O empresário Adilson Ferreira, morador da Serra, foi preso nesta sexta-feira (8) durante desdobramentos da Operação Baest, investigação que apura atuação de uma organização criminosa envolvida em lavagem de dinheiro, tráfico de drogas e agiotagem no Espírito Santo.
A prisão preventiva havia sido decretada pela 2ª Vara Criminal de Vitória no fim de abril, mesma decisão que transformou 14 investigados em réus após denúncia apresentada pelo Ministério Público do Espírito Santo (MPES).
Segundo as investigações, Adilson é apontado como um dos principais responsáveis pela movimentação financeira do grupo criminoso, acusado de ocultar recursos provenientes de atividades ilegais, principalmente tráfico de drogas e empréstimos clandestinos.
As autoridades afirmam que o esquema utilizava contas bancárias de terceiros e empresas registradas em nomes de “laranjas” para dificultar o rastreamento do dinheiro. O grupo também é suspeito de movimentar valores para regiões de fronteira com o objetivo de abastecer o comércio ilegal de armas e drogas.
De acordo com o Ministério Público, o empresário apresentava padrão financeiro incompatível com renda lícita declarada. As investigações apontam que o esquema utilizava ao menos sete empresas ligadas ao suspeito para mascarar operações financeiras.
A apuração também identificou aquisição de imóveis e veículos de luxo, que seriam usados para ocultar a origem dos recursos. Entre os bens ligados ao grupo estão carros de alto padrão e patrimônios avaliados em milhões de reais.
A denúncia ainda aponta possível relação do empresário com Tiago Cândido Viana, conhecido como “Baé”, investigado por integrar o Primeiro Comando de Vitória (PCV) e apontado como fornecedor de drogas e armas para a facção.
Adilson Ferreira responde por crimes como organização criminosa, lavagem de capitais, falsidade ideológica e agiotagem.
As investigações começaram em 2023 e tiveram uma primeira grande fase em maio de 2025, quando foram cumpridos mandados de busca, apreensão e bloqueio de mais de R$ 100 milhões em bens dos investigados. Na ocasião, o empresário chegou a ser detido em sua residência, em Jacaraípe, mas acabou liberado posteriormente.
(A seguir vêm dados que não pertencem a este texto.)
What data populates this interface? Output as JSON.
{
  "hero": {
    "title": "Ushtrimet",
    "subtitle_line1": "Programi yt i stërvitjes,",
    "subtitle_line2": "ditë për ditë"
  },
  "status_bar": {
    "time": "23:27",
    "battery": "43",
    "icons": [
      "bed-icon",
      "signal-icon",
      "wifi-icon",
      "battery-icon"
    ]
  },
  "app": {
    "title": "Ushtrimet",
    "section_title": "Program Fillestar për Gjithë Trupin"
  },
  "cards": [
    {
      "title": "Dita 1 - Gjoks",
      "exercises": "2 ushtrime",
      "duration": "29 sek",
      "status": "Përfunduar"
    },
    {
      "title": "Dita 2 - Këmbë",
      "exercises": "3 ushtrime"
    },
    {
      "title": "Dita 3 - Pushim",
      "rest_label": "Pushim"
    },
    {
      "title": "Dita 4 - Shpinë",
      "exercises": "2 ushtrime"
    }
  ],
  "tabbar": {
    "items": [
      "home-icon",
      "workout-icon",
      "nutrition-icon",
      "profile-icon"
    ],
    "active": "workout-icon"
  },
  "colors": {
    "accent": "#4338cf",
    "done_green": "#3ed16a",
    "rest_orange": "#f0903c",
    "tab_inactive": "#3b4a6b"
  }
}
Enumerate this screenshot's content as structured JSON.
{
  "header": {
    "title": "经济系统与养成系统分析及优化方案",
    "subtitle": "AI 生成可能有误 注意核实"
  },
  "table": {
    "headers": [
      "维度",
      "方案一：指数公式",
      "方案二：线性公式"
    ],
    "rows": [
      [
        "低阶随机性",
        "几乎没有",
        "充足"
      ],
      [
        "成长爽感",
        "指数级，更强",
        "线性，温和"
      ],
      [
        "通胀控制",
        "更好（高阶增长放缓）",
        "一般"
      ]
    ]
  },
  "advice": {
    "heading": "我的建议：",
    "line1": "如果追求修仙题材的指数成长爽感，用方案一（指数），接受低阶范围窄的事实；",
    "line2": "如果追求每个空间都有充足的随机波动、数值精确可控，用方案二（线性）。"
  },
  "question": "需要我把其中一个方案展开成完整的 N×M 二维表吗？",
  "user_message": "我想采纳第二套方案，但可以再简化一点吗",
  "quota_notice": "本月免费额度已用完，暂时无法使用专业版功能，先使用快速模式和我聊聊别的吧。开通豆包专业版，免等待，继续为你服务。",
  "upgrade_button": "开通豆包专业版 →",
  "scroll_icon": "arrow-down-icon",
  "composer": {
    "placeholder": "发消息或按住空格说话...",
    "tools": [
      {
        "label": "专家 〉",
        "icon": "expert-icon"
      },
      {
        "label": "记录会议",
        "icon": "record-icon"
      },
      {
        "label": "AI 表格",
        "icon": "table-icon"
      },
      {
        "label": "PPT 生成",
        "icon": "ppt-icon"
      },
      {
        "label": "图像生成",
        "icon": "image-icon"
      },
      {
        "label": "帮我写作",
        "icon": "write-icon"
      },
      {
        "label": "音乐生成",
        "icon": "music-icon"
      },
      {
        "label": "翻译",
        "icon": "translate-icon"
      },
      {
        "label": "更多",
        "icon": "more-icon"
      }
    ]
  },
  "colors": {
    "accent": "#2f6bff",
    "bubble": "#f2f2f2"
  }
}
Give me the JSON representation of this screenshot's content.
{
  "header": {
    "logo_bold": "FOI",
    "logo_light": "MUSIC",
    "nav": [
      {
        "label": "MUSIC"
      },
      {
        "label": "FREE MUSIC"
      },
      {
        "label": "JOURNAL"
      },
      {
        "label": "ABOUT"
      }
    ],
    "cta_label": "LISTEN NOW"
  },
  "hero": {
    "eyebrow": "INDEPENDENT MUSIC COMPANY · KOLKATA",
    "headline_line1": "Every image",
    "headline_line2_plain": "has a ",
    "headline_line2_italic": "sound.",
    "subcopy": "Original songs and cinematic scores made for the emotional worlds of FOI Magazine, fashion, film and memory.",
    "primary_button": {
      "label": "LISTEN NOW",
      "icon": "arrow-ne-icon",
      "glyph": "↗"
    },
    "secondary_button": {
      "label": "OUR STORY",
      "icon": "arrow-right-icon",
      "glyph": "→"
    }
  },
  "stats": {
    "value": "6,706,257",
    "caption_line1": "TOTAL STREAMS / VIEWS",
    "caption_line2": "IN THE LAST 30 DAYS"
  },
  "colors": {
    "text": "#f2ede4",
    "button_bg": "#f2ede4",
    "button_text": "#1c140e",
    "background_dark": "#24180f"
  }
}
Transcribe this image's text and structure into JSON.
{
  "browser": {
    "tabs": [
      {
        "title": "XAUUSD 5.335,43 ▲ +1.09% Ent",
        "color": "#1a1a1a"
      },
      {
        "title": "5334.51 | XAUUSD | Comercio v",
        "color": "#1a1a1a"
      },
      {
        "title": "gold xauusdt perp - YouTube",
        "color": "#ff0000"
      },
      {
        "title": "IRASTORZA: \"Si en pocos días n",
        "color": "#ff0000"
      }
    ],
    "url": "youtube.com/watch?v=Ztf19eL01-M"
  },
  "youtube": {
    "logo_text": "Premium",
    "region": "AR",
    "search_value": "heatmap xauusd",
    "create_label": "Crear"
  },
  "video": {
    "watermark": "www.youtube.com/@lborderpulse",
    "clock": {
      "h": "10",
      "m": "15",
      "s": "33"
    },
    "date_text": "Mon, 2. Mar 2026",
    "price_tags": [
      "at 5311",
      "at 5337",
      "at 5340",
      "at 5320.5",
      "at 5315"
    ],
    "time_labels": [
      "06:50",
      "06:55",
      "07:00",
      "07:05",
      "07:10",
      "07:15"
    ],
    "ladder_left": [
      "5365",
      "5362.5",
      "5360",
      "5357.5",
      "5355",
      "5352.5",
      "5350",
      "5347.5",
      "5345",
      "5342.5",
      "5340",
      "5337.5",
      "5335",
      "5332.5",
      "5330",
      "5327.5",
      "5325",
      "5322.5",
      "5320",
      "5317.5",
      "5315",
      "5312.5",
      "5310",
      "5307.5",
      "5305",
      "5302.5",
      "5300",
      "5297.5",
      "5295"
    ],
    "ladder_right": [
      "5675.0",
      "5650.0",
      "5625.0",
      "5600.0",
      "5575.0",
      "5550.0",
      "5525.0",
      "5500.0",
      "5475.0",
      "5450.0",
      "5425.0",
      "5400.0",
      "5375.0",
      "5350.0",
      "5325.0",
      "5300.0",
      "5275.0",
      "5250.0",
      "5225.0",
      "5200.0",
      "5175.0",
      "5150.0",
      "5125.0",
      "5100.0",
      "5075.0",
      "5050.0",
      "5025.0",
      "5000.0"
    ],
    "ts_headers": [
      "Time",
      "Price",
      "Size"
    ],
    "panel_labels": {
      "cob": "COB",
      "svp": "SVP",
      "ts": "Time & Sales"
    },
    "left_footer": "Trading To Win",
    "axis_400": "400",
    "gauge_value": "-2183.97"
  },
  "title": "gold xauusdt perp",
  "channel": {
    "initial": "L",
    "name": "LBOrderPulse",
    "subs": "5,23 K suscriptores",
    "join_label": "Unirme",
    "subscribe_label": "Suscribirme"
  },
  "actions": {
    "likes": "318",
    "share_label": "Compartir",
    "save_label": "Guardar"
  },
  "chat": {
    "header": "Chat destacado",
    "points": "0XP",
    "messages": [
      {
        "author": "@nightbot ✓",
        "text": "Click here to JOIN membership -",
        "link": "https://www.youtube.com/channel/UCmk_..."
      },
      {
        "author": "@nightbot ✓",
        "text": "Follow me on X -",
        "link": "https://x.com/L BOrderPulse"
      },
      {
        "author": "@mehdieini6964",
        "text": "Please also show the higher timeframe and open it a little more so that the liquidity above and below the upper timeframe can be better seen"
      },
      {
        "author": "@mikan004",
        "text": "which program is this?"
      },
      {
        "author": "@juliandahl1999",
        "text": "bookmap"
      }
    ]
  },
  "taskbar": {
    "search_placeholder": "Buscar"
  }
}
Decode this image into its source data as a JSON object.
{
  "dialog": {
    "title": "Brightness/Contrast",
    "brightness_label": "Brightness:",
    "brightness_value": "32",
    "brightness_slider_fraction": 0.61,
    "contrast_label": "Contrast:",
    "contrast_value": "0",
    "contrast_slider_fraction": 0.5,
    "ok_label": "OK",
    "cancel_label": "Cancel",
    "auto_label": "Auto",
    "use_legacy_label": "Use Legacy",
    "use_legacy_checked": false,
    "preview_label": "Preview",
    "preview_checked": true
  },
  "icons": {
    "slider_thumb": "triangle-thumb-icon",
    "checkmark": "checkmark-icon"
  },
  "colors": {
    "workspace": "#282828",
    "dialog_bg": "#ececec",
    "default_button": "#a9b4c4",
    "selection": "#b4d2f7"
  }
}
Agora, após novas análises de documentos e materiais apreendidos, o Ministério Público avançou com a denúncia formal contra os integrantes do grupo.
A defesa do empresário informou que ainda não teve acesso completo à decisão judicial e negou que ele estivesse tentando fugir. Segundo o advogado, Adilson estava em Ponta Porã, no Mato Grosso do Sul, a trabalho no momento da prisão.
Além da investigação conduzida no Espírito Santo, o empresário também é citado em outra apuração que tramita no Superior Tribunal de Justiça (STJ), relacionada a uma suposta ligação com o desembargador Macário Júdice Neto em um caso envolvendo possível interferência em licitação no Estado.
A Operação Baest é considerada pelas forças de segurança uma das maiores ofensivas recentes contra a estrutura financeira do crime organizado no Espírito Santo.